Republican Roy Moore has filed a lawsuit to try to stop Alabama from certifying Democrat Doug Jones as the victor of the state's special Senate election on 12 December. More specifically, Moore said election fraud experts had, through statistical analyses, determined that fraud was a factor in the election, claiming that out-of-state residents had been allowed to vote and that the 47 percent voter turnout was "highly unusual". Montgomery Circuit Judge Johnny Hardwick ignored the complaint and certified Jones as the victor on Thursday, Dec. 28.
Jones filed a motion Thursday in Montgomery Circuit court asking a judge to dismiss Moore's complaint. The Democrat will soon head to Washington for his swearing-in on January 3.
Ever since the election ended, Jones and even President Donald Trump have both recommended that Moore cease his grandstanding and concede the election.
The election result was certified by the state canvassing board, which is made up of the governor, secretary of state, and the attorney general - all elected Republicans.
A spokesman for Doug Jones is calling Roy Moore's last-minute lawsuit to stop the certification of Jones' victory in this month's U.S. Senate race a "desperate attempt".
A spokesperson for the Doug Jones transition team, Sam Coleman, has released a statement on behalf of Doug Jones this morning in response to Roy Moore's challenge. "We call on Secretary of State (John) Merrill to delay certification until there is a thorough investigation of what three independent election experts agree took place: election fraud sufficient to overturn the outcome of the election".
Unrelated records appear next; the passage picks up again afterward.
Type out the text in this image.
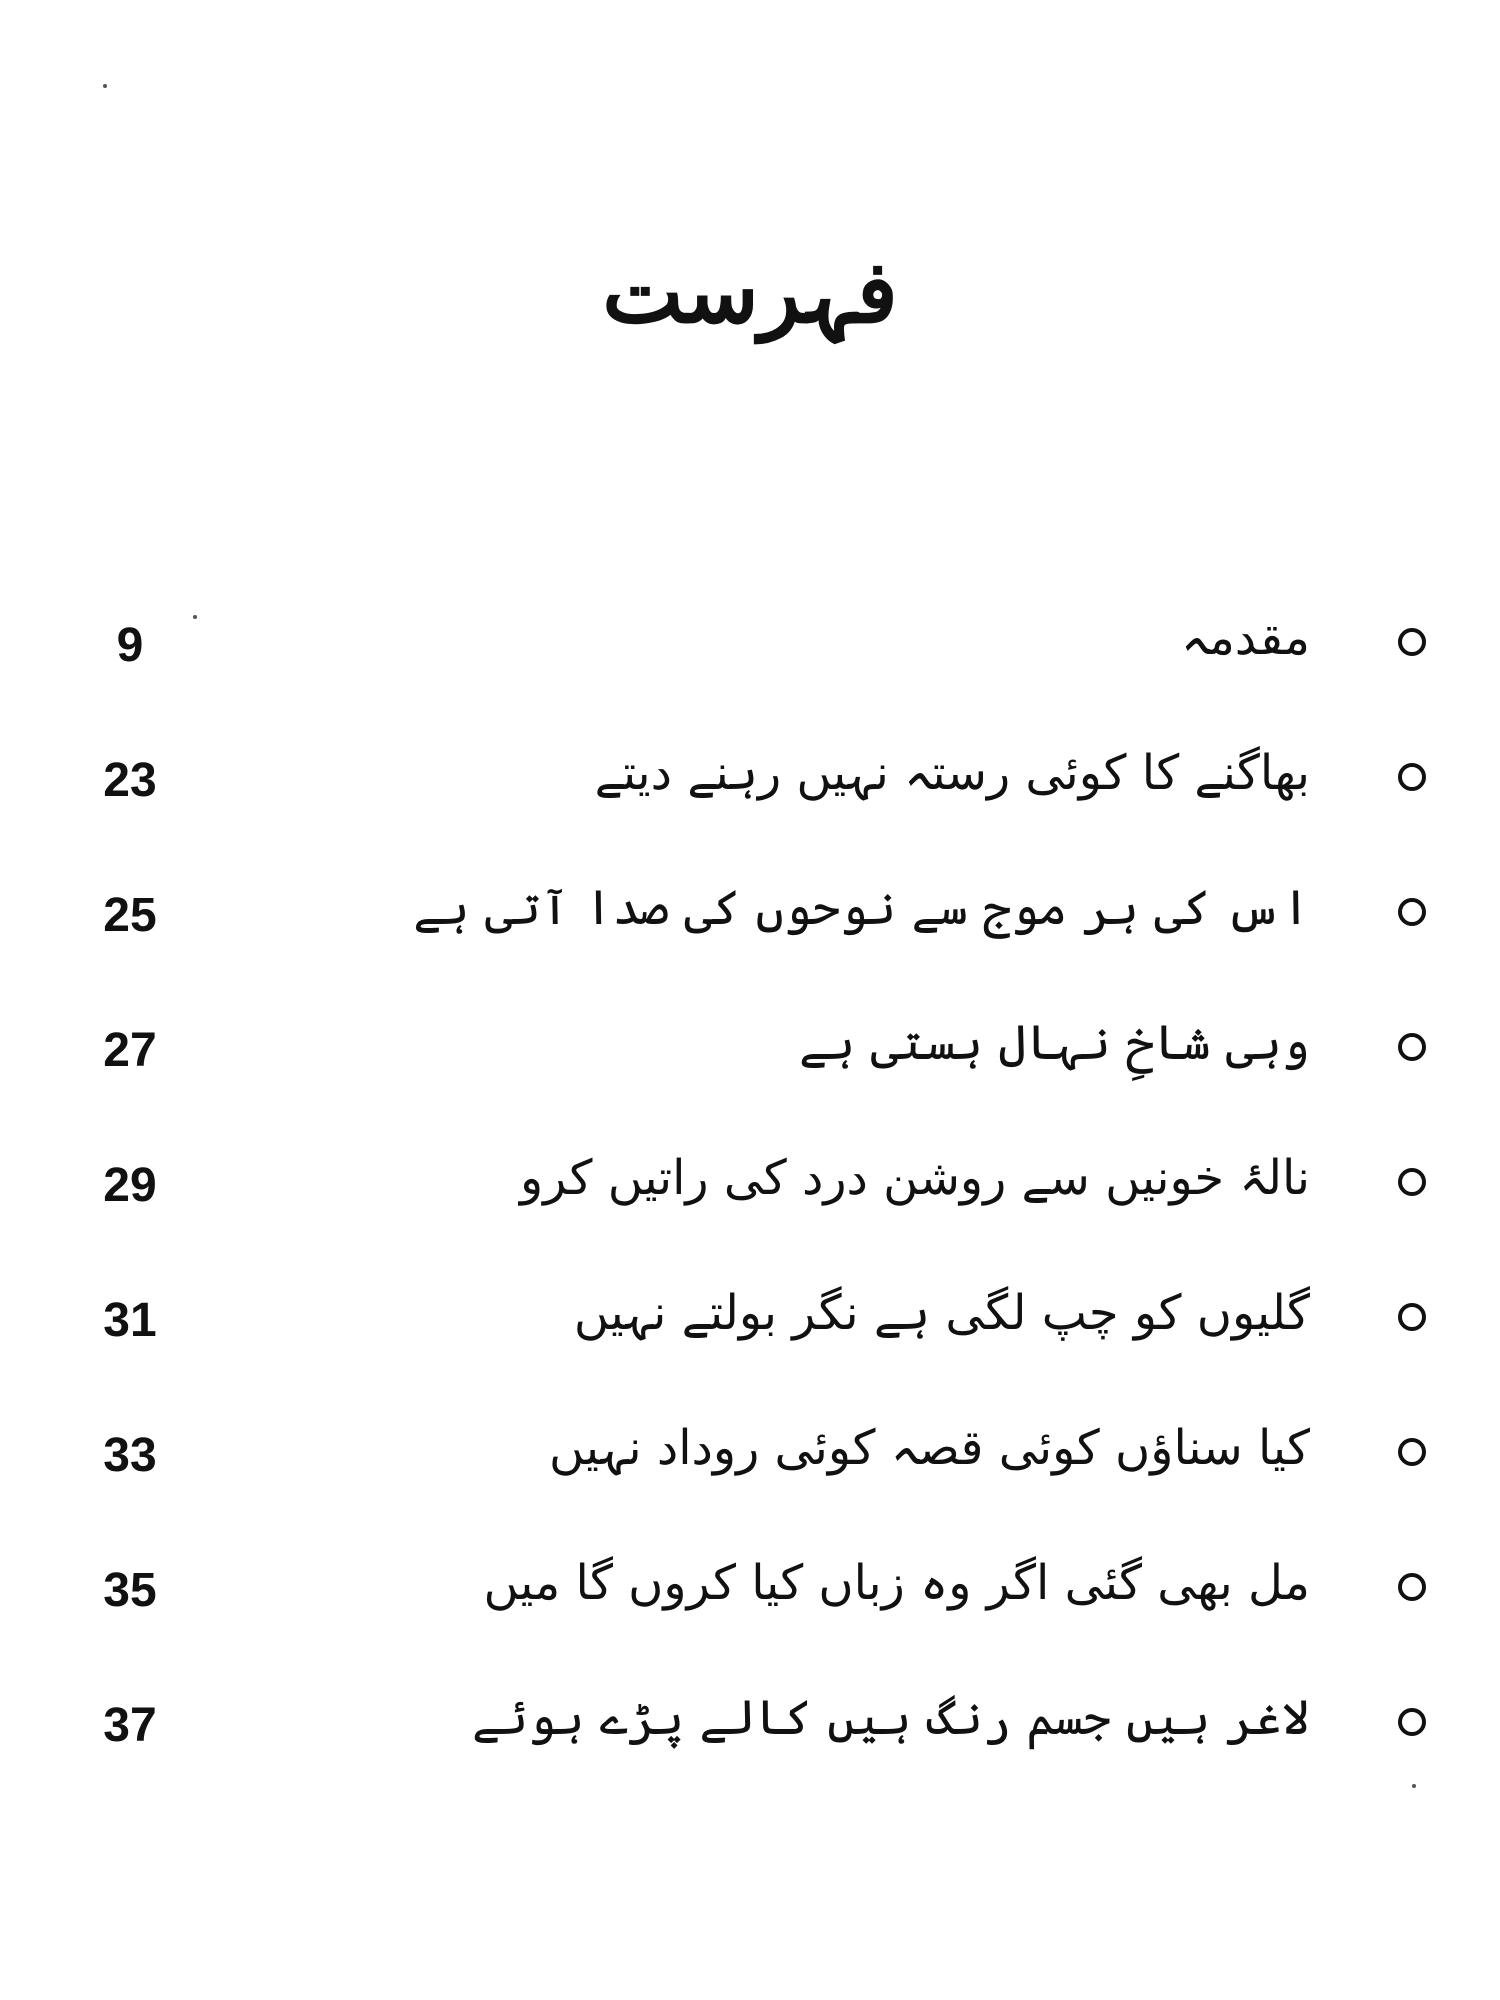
فہرست
9	مقدمہ
23	بھاگنے کا کوئی رستہ نہیں رہنے دیتے
25	اس کی ہر موج سے نوحوں کی صدا آتی ہے
27	وہی شاخِ نہال ہستی ہے
29	نالۂ خونیں سے روشن درد کی راتیں کرو
31	گلیوں کو چپ لگی ہے نگر بولتے نہیں
33	کیا سناؤں کوئی قصہ کوئی روداد نہیں
35	مل بھی گئی اگر وہ زباں کیا کروں گا میں
37	لاغر ہیں جسم رنگ ہیں کالے پڑے ہوئے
"The election is over, it's time to move on", he added. He asked a judge to block the state from certifying Jones as the victor. But Merrill told CNN Thursday that he still planned to certify Jones as the victor on Thursday afternoon and noted that his office has investigated more than 60 accusations of voter fraud and was not moved to question the results.
Moore's complaint also named Jefferson County Probate Judge Alan King as a defendant, alleging an "implausible" difference between his vote totals and general Republican ballot results in Jefferson County.
The final tally finds that Mr Jones won by a margin of 21,924 votes out of more than 1.3 million cast.
Alabama Secretary of State John Merrill told The Associated Press Wednesday evening that Jones will be certified as the victor Thursday.